Robert Arellano has a post up at Grub Street Daily about his time at the conference. Here’s an excerpt:
The next day, at Grub Street’s Muse and the Marketplace conference, I told people about many good things happening in Oregon letters. I talked about the writing community around Literary Ashland, the title of an excellent and open blog edited by my friend and coworker Edwin Battistella, whose new book from Oxford University Press is titled Sorry about That: the Language of Public Apology.
I told people about Nicholas deWolf, just this year launched the Oregon Story Board, a statewide initiative to create “a collaborative community of digital storytelling innovators.”
And I told people about Literary Arts, Oregon’s community-based nonprofit literary center, whose mission is simply (and ambitiously) to engage readers, support writers, and inspire the next generation with great literature.
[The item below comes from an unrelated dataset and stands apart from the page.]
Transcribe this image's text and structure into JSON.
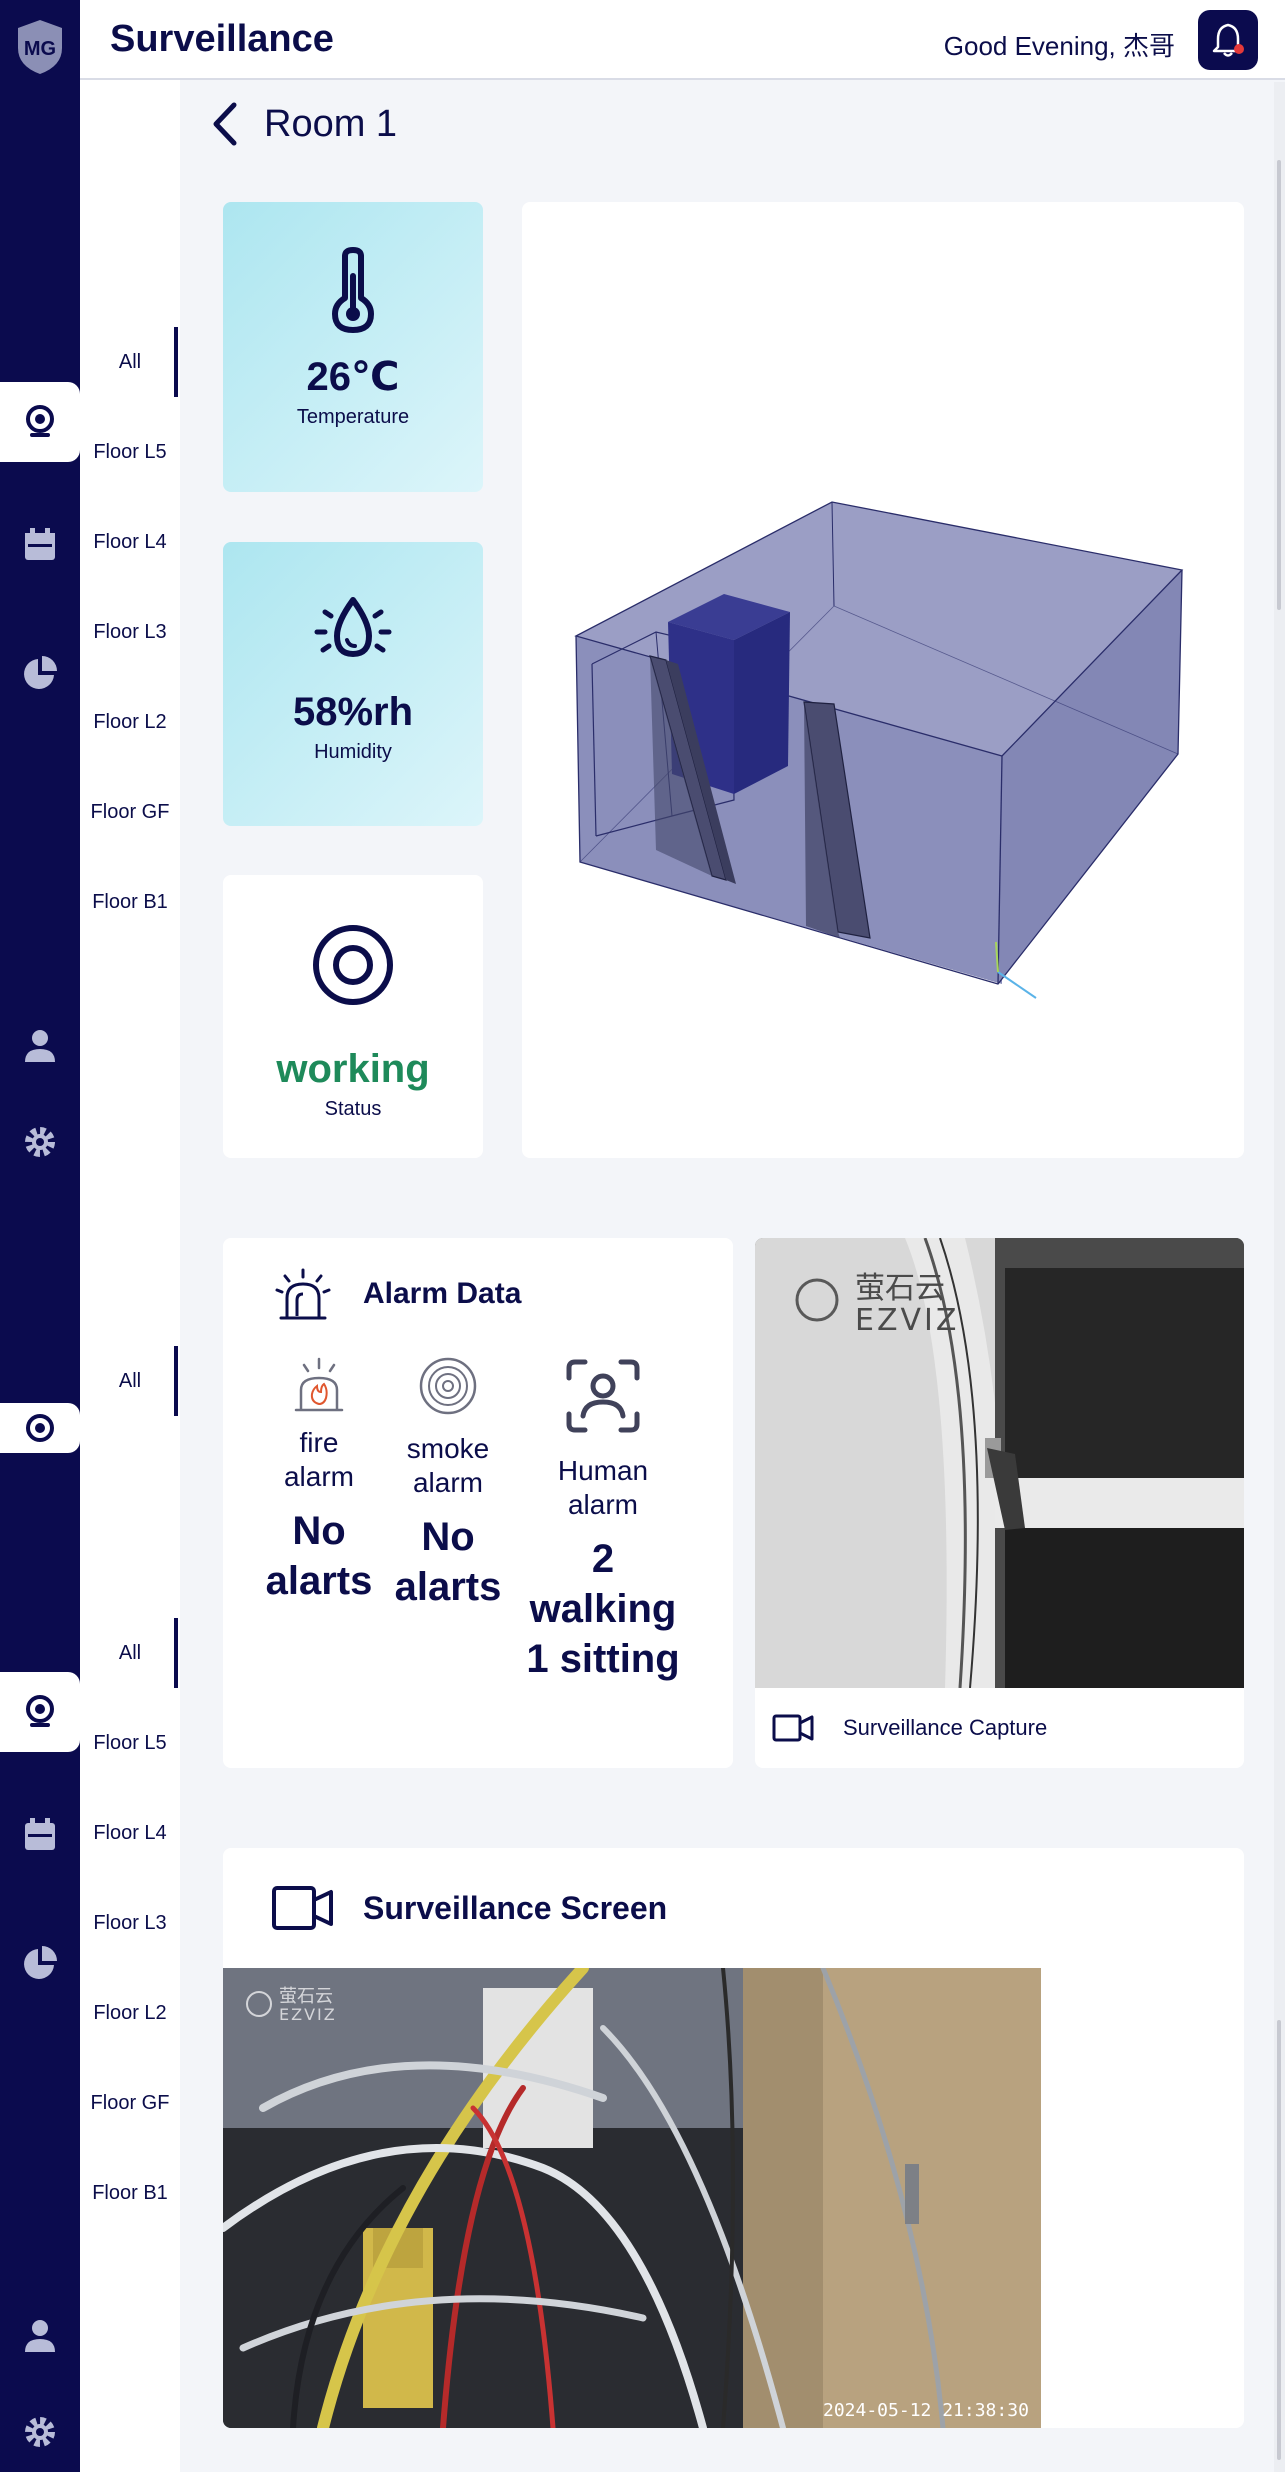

If you live and write in Oregon, you need to know that the deadline to apply for the 2015 Oregon Literary Fellowships is on June 27 this year. And wherever you hail from, we’d like to invite you to Portland in September for Literary Arts’ 30th birthday celebration, an evening with Elizabeth Gilbert & Calvin Trillin at the Arlene Schnitzer Concert Hall.
At the Muse and the Marketplace, I asked everyone I met whether there was one thing they’d like to see Grub Street develop further. One instructor who has been teaching workshops for years dreamed of a mini-sabbatical program that would allow exceptional teachers one workshop’s worth of compensation to make progress on their own projects, reminding me a little of the Oregon Literary Fellowships. I met several students who said they would be interested in “master classes” that could be taught online by working writers from outside the Boston area. And an office manager from Harvard who has taken a multi-week extended Grub Street workshops suggested three-day intensives around themes like “jump-start your story” and “the map to finish your MS.”
Oregon needs Massachusetts. And Boston needs Portland. We’re sister states, in a way, mirror cities on the continent, and spiritually connected in areas we’re just beginning to explore: in rich literary and cultural traditions; as incubators for youth and innovator opportunities; by injecting the arts into technology education, thereby turning STEM into STEAM. And finally, permeating it all, in our love of good stories, and of the people who bring them to life.